Abstract 4998: Elevated Oxidized Phospholipids on Apolipoprotein B-100 Particles Predict 6-Year Cardiovascular Events in the Epic-Norfolk Study: Potentiation of Risk with Lipoprotein-Associated (Lp-PLA2) and Soluble Phospholipase A2 (sPLA2) Activity
Objective: We aimed to assess whether oxidized phospholipids on apoB-100 particles (OxPL/apoB) predict future coronary heart disease (CHD) in the prospective EPIC-Norfolk cohort of apparently healthy men and women aged 45–79 years followed up 1993–2007.

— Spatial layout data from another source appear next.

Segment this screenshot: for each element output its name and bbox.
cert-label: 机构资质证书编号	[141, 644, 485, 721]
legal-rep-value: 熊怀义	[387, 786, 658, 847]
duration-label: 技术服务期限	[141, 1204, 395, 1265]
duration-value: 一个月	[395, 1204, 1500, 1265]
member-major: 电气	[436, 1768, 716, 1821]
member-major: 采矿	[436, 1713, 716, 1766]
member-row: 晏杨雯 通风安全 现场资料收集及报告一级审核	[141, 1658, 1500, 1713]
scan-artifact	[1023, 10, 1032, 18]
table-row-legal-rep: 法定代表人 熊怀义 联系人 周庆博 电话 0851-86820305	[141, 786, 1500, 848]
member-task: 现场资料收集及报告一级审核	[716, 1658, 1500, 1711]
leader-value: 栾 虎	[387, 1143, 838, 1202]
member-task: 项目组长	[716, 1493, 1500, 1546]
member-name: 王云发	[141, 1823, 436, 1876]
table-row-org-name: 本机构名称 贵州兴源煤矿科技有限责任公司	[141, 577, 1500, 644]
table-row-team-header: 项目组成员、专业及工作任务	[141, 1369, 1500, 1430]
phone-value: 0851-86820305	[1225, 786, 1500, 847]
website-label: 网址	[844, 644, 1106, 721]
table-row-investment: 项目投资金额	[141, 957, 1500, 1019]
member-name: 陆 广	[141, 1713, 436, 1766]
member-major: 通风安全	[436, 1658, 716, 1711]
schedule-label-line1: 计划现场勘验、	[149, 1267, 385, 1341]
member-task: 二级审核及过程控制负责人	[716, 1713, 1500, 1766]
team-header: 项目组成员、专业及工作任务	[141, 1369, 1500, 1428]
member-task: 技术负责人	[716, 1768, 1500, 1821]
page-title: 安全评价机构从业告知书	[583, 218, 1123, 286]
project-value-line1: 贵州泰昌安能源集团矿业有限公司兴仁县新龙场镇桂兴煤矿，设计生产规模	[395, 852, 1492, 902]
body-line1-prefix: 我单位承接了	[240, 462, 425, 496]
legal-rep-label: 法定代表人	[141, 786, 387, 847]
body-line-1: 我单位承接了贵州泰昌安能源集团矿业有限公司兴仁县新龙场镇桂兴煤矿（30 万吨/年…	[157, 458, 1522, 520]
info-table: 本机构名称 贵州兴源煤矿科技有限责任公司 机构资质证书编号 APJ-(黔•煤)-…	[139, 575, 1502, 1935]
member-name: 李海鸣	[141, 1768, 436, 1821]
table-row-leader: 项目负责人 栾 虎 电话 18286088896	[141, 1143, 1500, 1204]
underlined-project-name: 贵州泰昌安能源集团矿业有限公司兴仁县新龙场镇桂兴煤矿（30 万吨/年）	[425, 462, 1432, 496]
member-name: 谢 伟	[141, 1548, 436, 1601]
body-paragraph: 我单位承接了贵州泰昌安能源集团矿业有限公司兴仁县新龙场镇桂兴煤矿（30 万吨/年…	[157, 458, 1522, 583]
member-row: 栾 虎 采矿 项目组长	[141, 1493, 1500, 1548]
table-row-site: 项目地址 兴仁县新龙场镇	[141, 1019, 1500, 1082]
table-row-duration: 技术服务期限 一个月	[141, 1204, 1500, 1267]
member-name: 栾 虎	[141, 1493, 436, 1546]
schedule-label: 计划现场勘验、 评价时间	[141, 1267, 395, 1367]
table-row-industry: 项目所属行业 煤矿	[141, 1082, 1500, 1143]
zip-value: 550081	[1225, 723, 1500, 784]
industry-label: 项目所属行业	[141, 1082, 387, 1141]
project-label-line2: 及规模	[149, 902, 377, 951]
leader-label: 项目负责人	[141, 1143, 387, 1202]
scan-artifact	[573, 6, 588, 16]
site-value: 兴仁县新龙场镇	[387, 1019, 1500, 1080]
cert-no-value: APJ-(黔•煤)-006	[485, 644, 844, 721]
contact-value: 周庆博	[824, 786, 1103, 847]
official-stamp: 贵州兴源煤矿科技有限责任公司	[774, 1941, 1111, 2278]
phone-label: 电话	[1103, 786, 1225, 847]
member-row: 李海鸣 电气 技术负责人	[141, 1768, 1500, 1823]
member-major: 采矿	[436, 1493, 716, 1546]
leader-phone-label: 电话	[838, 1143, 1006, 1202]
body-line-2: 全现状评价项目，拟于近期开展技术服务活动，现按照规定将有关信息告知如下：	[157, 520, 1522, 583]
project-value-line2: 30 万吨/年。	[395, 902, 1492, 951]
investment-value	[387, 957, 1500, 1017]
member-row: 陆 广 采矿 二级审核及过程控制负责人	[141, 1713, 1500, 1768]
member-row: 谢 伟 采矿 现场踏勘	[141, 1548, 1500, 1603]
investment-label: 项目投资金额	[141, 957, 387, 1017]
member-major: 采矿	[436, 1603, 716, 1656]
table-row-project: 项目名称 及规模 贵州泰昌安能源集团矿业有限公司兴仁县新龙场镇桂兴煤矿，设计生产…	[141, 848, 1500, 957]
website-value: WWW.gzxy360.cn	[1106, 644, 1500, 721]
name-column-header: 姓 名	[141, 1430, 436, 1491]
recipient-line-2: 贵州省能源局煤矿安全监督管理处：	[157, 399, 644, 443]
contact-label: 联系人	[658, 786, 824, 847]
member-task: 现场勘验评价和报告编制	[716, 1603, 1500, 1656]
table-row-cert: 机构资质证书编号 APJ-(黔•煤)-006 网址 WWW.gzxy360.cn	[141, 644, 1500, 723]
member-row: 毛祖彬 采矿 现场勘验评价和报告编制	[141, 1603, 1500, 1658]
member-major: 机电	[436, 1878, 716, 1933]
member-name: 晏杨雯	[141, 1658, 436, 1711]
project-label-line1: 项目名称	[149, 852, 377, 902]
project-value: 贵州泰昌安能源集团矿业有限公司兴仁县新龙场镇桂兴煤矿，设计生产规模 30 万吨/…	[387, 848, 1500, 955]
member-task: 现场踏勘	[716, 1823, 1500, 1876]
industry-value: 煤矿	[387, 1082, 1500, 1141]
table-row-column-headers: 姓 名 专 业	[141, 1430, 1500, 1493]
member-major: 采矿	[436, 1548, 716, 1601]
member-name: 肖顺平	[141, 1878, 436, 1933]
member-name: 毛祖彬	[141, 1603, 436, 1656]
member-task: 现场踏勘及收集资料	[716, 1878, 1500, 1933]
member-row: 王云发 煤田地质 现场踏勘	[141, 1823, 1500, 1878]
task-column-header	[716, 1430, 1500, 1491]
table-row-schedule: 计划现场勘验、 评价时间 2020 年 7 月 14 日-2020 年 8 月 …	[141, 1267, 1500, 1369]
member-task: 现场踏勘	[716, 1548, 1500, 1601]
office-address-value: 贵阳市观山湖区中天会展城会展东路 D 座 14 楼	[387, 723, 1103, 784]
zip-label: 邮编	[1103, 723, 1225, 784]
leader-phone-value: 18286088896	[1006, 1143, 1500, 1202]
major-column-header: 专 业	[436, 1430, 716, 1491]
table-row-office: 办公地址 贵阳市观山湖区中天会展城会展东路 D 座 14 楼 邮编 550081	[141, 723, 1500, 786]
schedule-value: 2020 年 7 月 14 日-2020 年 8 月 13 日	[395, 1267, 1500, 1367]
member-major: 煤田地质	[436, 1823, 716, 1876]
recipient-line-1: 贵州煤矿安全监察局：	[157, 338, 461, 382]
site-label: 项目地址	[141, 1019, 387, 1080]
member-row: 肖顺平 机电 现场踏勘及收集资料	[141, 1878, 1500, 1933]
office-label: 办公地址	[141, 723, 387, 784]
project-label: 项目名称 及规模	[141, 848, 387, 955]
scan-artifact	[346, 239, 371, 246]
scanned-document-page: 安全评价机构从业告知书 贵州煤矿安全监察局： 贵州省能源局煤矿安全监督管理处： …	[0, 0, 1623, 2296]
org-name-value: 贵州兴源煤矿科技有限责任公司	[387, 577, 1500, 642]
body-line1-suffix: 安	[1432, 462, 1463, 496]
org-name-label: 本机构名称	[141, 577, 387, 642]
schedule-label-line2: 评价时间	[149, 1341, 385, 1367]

Methods and Results: Cases who developed CHD during follow-up were matched to controls who remained free of cardiovascular disease and who matched to cases by sex, age and enrollment time. OxPL/apoB levels were measured with antibody E06 in 905 cases and 1809 controls. Subjects in the highest quartile of OxPL/apoB at entry in the study had significantly higher risk of future CHD events (OR 1.72, 95%CI 1.32–2.24, p<0.0001) compared to those in the lowest quartile. This relationship was present in both men and women and was also observed after adjustment for sex, age, diabetes, smoking, blood pressure, LDL-C, HDL-C and Framingham Risk Score (FRS). The risk of future CHD events was significantly potentiated by elevated activity levels of sPLA2 and Lp-PLA2. Subjects in the highest tertiles of both OxPL/apoB and LpPLA2 (OR 2.22 [1.51–3.27]) or OxPL/apoB and sPLA2 (OR 4.34 [2.84 – 6.64]) had significantly higher risk of future CHD than subjects in the lowest tertiles (p<0.0001 for both). Area under receiver operating curves revealed significantly increased values by adding OxPL/apoB and sPLA2 to traditional risk factors and the FRS. Strong inverse associations were noted between the OxPL/apoB and VLDL and IDL size, CETP mass and RANK Ligand.
Conclusion: Elevated OxPL/apoB levels are a strong, independent predictor of CHD events. The predictive values is further enhanced by elevated activity levels of sPLA2 and Lp-PLA2, which mediate breakdown of OxPL present on lipoproteins and within atherosclerotic lesions. This study links several pathophysiologically related oxidative biomarkers in the prediction of CHD events and suggests novel approaches to predicting CHD risk in apparently health men and women.